Os livros nos fascinam, seja pelas ideias, pelas histórias que contam ou pelas vidas envolvidas, dos autores aos leitores. No passado, as pessoas perguntavam: “Qual livro marcou sua vida?”. Depois, os livros dividiram esse marco referencial com os filmes e as músicas. Hoje, dificilmente ouviremos alguém perguntar: “Qual vídeo da internet te marcou?” ou “qual postagem da rede social te marcou?”. Parece que o efêmero domina a vida atual e dificulta a presença de parâmetros rígidos.
Precisava avaliar melhor isso, mas, apreensivo, só consigo pensar nos últimos acontecimentos, que levaram o Brasil a mais um retrocesso, a mais uma interrupção em sua trajetória civilizatória. Preocupam-me os que tentam ressuscitar zumbis, fantasmas carcomidos e seu desejo insano, prenhe de preconceitos e desconhecimento, de bradar pela volta ao passado e gritar por intervenção militar. Sinto que, em algum momento, nos últimos 40 anos, a escola, a imprensa, as instituições culturais e o próprio governo falharam com essas pessoas, de forma grave, talvez irreversível. Não ouso sequer entrar na seara das patologias para tentar entender alguns comportamentos, ainda que fique curioso com o tal “fetiche pela farda”, a ânsia por um “pai herói”, um “salvador da pátria”. Prefiro as explicações econômicas, é melhor desvendar o que está oculto por manipulações e por manifestações ruidosas e incoerentes.
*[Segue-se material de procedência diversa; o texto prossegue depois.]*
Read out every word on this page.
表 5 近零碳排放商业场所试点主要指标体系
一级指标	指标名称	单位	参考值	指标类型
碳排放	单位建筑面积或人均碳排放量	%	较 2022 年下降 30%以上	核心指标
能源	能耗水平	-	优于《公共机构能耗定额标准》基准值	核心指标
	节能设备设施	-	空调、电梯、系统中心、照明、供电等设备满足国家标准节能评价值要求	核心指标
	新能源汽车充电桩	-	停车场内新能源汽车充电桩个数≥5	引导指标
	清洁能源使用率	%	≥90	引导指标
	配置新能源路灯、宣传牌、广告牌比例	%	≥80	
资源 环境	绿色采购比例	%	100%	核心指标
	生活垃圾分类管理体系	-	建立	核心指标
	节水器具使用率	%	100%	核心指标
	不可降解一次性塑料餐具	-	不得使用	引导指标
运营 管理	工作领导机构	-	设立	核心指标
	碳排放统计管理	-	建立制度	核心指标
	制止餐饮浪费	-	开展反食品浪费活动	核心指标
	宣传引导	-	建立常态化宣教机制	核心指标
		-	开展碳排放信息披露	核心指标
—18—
No intervalo das notícias que inundam o cenário atual, para aliviar a tensão recorro à literatura, e gostaria de sugerir uma leitura.
Trata-se do livro “Sombras de reis barbudos”, de José J. Veiga (1915-1999). Publicado em 1972, tornou-se um romance premiado, teve várias edições e foi recomendado como leitura básica em escolas. É uma obra arrebatadora, carregada de profundas inquietações, que assusta, mas faz pensar. Nisso reside seu encanto.
A história se passa numa cidadezinha do interior; o enredo se desenvolve a partir do momento em que uma companhia aí se instala. O segundo capítulo abre com uma frase simbólica do conjunt “É curioso como certas coisas vão acontecendo em volta da gente sem a gente perceber, e quando vê já estão aí, firmes e antigas”.
A companhia, como metáfora, cresce desproporcionalmente e, como “coisa”, passa a dominar a vida corriqueira, essa sim, humana, mesquinha, amorosa, ignorante e ao mesmo tempo frágil, envolta em desejos inconfessáveis e lindos sonhos. Ela interfere na vida dos moradores, oprime, produz delírios. Realismo mágico, de excelente qualidade!
Uma das minhas passagens favoritas acontece quando o narrador, um menino, após limpar a loja do pai, vê cair uma tempestade torrencial e permite a dois cavaleiros que tragam seus cavalos para dentro do estabelecimento. “Nisso, o que faz um dos cavalos? Ergue o rabo e despeja um monte de esterco fumegante no meio da loja. Vendo o exemplo, o outro faz o mesmo.” Ah, nossos tempos! Não vou contar mais para não atrapalhar a leitura e estragar o prazer que é ler uma boa história. Uma boa reflexão!